Cientos de personas descubrieron ayer en Vitoria las Juntas Generales en la tradicional jornada de puertas abiertas con la que el parlamento alavés quiere mostrar su trabajo, visibilizar la labor que allí se desarrolla. A algunos les impresionaron esas mullidas moquetas, otros apreciaron el lujoso pasamanos de la escalera principal y las estupendas chimeneas solariegas que ya no sirven para calentar las estancias. Ella conoce muy bien todos esos elementos. Hace muchos, pero que muchos años tenía que pulir y repulir todos esos anaqueles, todas esas repisas.
Tina Vicente, salamantina de 77 años, tenía 15 cuando empezó a trabajar en esa mansión de relumbrón que desde 1987 alberga la zona noble de las Juntas Generales. Formaba parte del personal de servicio (integrado por cinco personas), que se encargaban de sacar lustre, de cocinar y de cuidar de sus ancianos moradores cuando esta era una casa familiar y no la sede de la institución que es hoy. «Esa era la habitación de Begoña, aquella la de los niños... y aquí (donde ahora se encuentra la sala de la Junta de Portavoces) dormía yo», recuerda la señora mientras pasa de una estancia a otra, ejerciendo de emocionada cicerone a los visitantes.

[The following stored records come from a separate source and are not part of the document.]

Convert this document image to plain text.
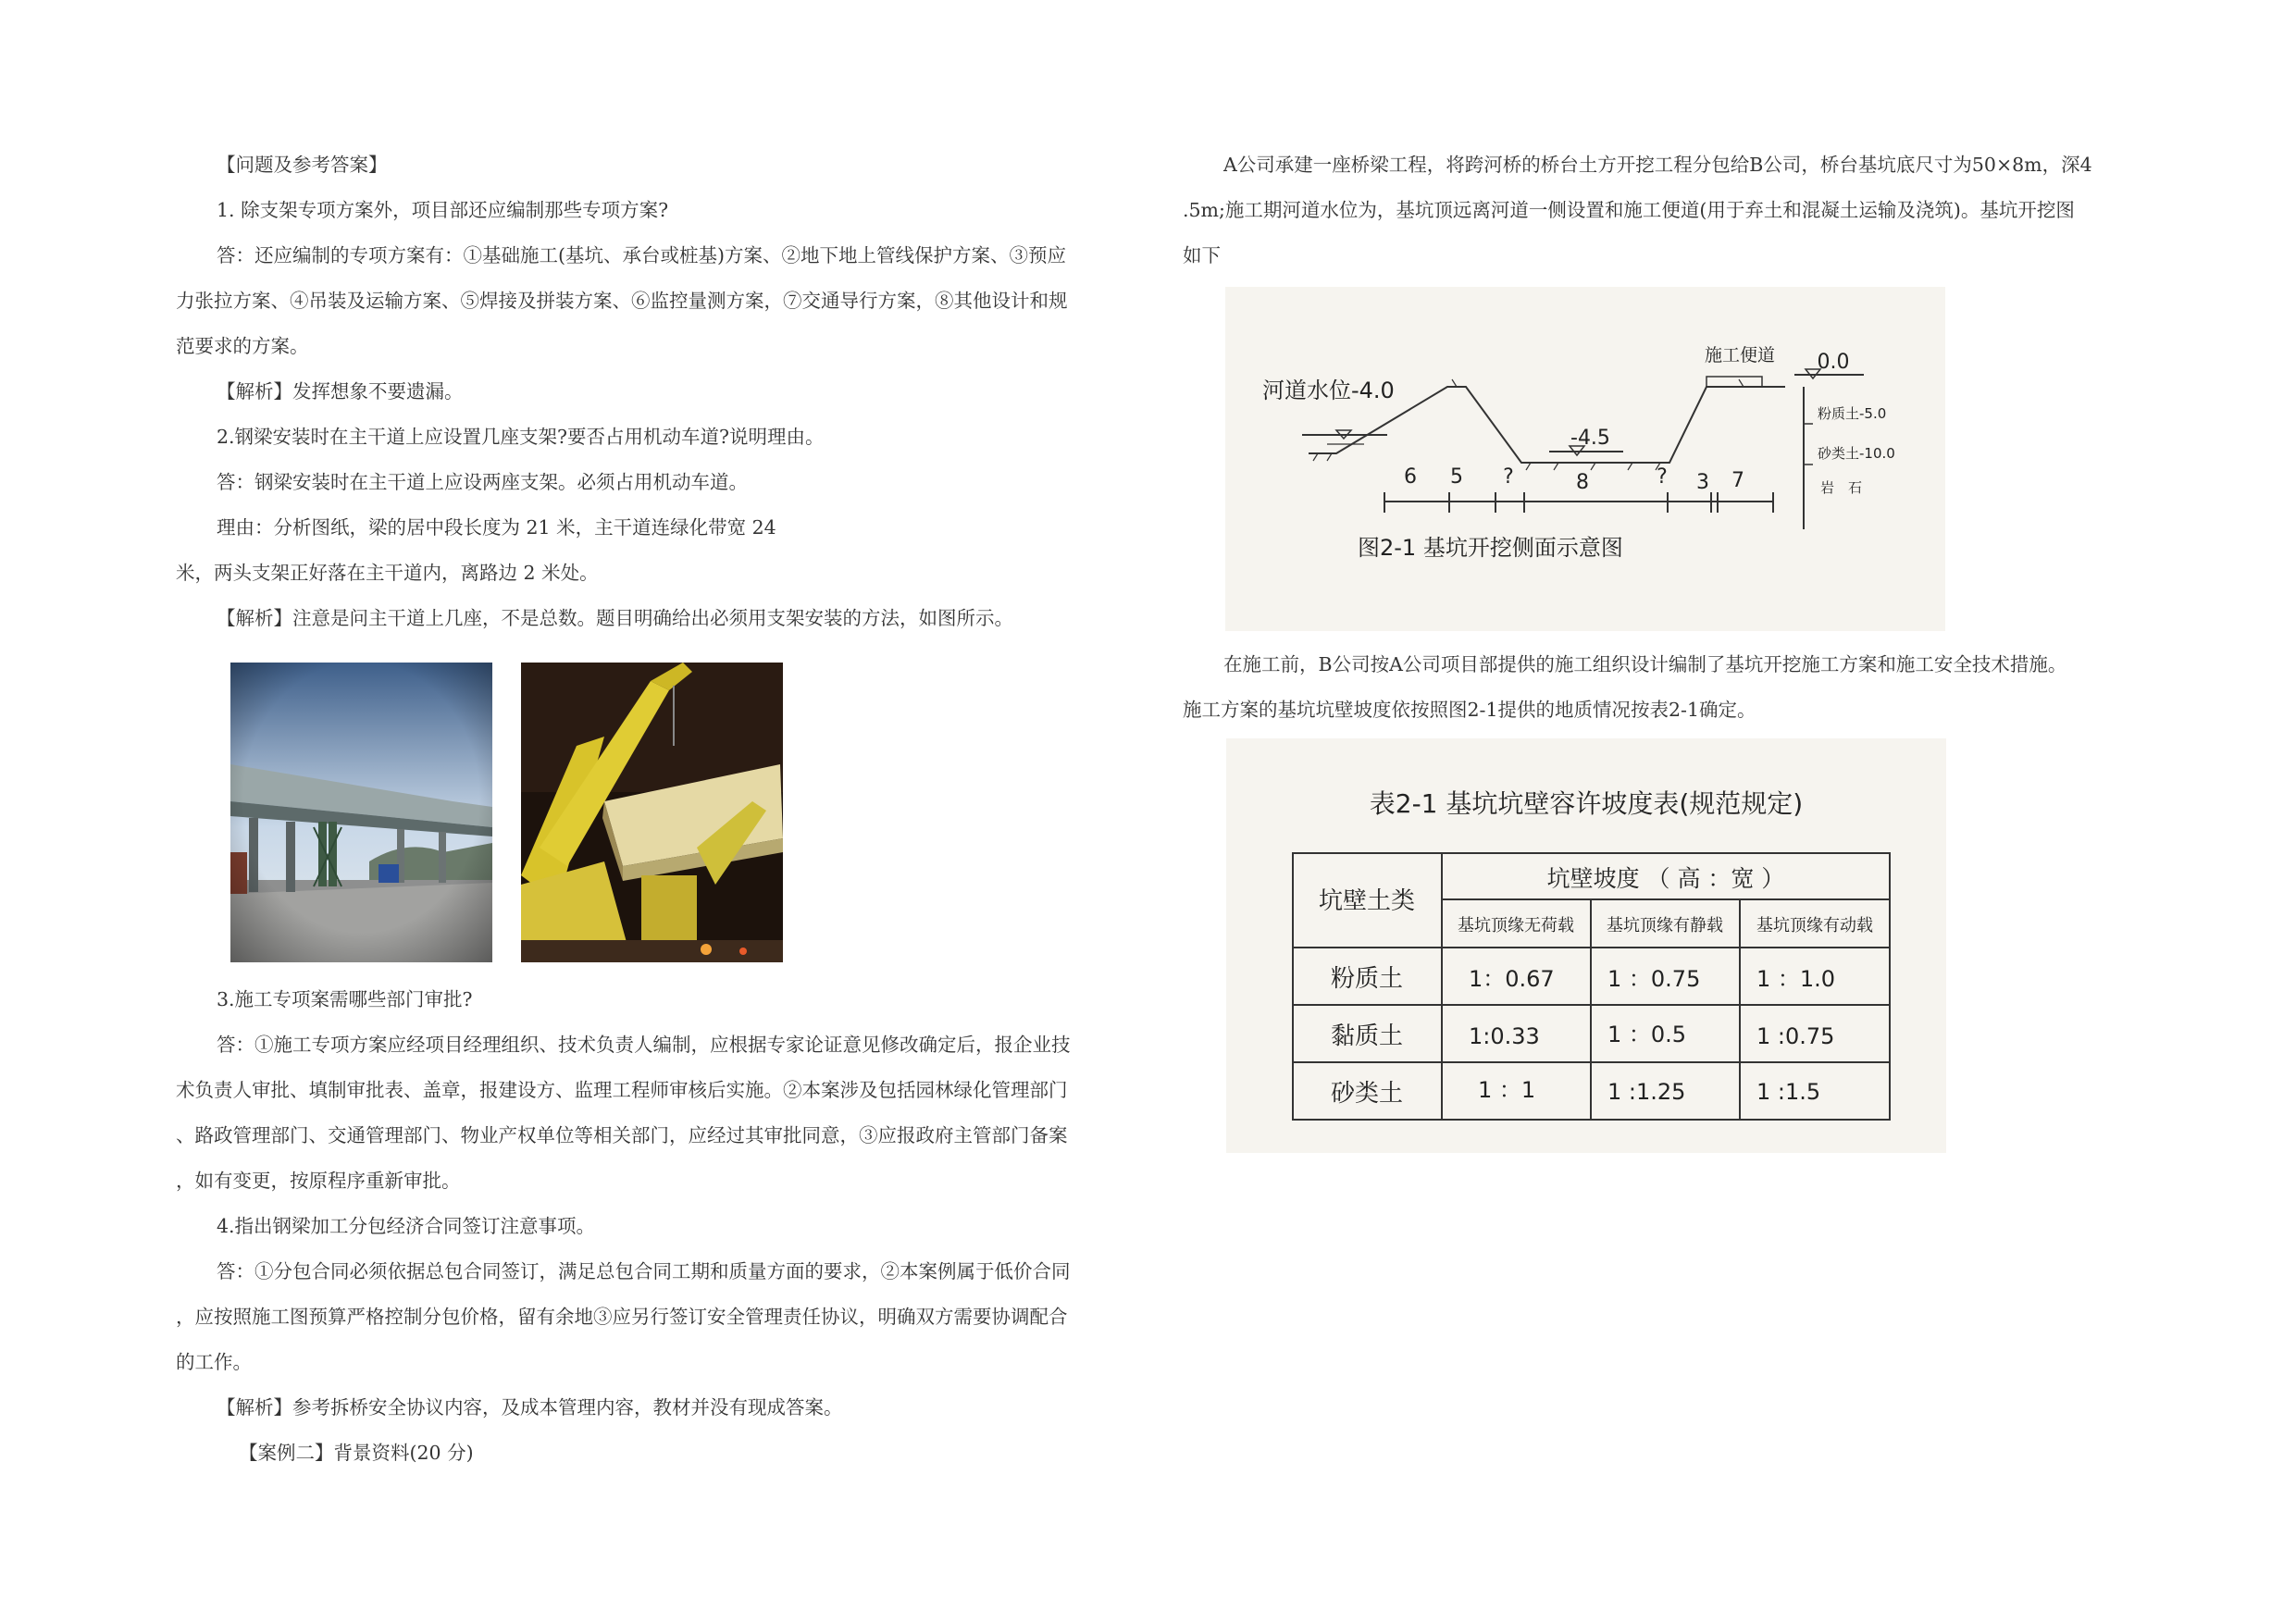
【问题及参考答案】

1. 除支架专项方案外，项目部还应编制那些专项方案?

答：还应编制的专项方案有：①基础施工(基坑、承台或桩基)方案、②地下地上管线保护方案、③预应

力张拉方案、④吊装及运输方案、⑤焊接及拼装方案、⑥监控量测方案，⑦交通导行方案，⑧其他设计和规

范要求的方案。

【解析】发挥想象不要遗漏。

2.钢梁安装时在主干道上应设置几座支架?要否占用机动车道?说明理由。

答：钢梁安装时在主干道上应设两座支架。必须占用机动车道。

理由：分析图纸，梁的居中段长度为 21 米，主干道连绿化带宽 24

米，两头支架正好落在主干道内，离路边 2 米处。

【解析】注意是问主干道上几座，不是总数。题目明确给出必须用支架安装的方法，如图所示。

3.施工专项案需哪些部门审批?

答：①施工专项方案应经项目经理组织、技术负责人编制，应根据专家论证意见修改确定后，报企业技

术负责人审批、填制审批表、盖章，报建设方、监理工程师审核后实施。②本案涉及包括园林绿化管理部门

、路政管理部门、交通管理部门、物业产权单位等相关部门，应经过其审批同意，③应报政府主管部门备案

，如有变更，按原程序重新审批。

4.指出钢梁加工分包经济合同签订注意事项。

答：①分包合同必须依据总包合同签订，满足总包合同工期和质量方面的要求，②本案例属于低价合同

，应按照施工图预算严格控制分包价格，留有余地③应另行签订安全管理责任协议，明确双方需要协调配合

的工作。

【解析】参考拆桥安全协议内容，及成本管理内容，教材并没有现成答案。

【案例二】背景资料(20 分)

A公司承建一座桥梁工程，将跨河桥的桥台土方开挖工程分包给B公司，桥台基坑底尺寸为50×8m，深4

.5m;施工期河道水位为，基坑顶远离河道一侧设置和施工便道(用于弃土和混凝土运输及浇筑)。基坑开挖图

如下

在施工前，B公司按A公司项目部提供的施工组织设计编制了基坑开挖施工方案和施工安全技术措施。

施工方案的基坑坑壁坡度依按照图2-1提供的地质情况按表2-1确定。

河道水位-4.0
施工便道 0.0
-4.5
粉质土-5.0
砂类土-10.0
岩　石
6 5 ?	8	? 3 7
图2-1 基坑开挖侧面示意图
表2-1 基坑坑壁容许坡度表(规范规定)
坑壁土类
坑壁坡度 （ 高 ：宽 ）
基坑顶缘无荷载 基坑顶缘有静载 基坑顶缘有动载
粉质土	1：0.67 1 ：0.75	1 ：1.0
黏质土	1:0.33	1 ：0.5	1 :0.75
砂类土	1 ：1	1 :1.25	1 :1.5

«Está muy, pero que muy cambiada pero todavía me acuerdo perfectamente para qué se utilizaba cada habitación», comenta la nujer mientras conduce a la que fue capilla privada de la casa «donde un cura de El Carmen venía cada domingo a decir misa. Aquí había un retablo precioso», señala Tina, maravillada, mientras abre las puertas de ese cuartito para la plancha que en su memoria todavía huele a sábanas limpias y camisas recién almidonadas. «Yen esa habitación de ahí había muchas plantas y abajo, había otra para los pájaros y en el jardín hubo una pequeña piscina, como un estanque, donde los niños se bañaban», rememora.
Como Tina, cientos de personas recorrieron las distintas dependencias del imponente (y algo laberíntico) edificio que diseñó Martín Saracíbar, el mismo arquitecto que proyectó la Casa Palacio de la Provincia. Mientras, en la calle, sonaba la música de los gaiteros, que acompañaron a los gigantes de Vitoria.
En la plaza de la Catedral Nueva se instaló una carpa que sirvió de escaparate para los encantos de la provincia. La siete cuadrillas alavesas junto con Trebiño mostraron lo mejor de su paisaje y de su producto a cientos de curiosos. Entre ellos, muchos vitorianos, sí, pero también foráneos y algún que otro azkenero despistado. «La edición que viene no nos perderemos las salinas de Añana, nos quedamos impresionados con todo lo que tenéis aquí», prometían Bea Abanses y Pedro Gil, fans zaragozanos de Queens of The Stone Age que se asomaron a la carpa, quizás atraídos por los ricos bocados que se pudieron degustar como la morcilla de Mendialdea o el queso de Oleta con arándanos de la tierra.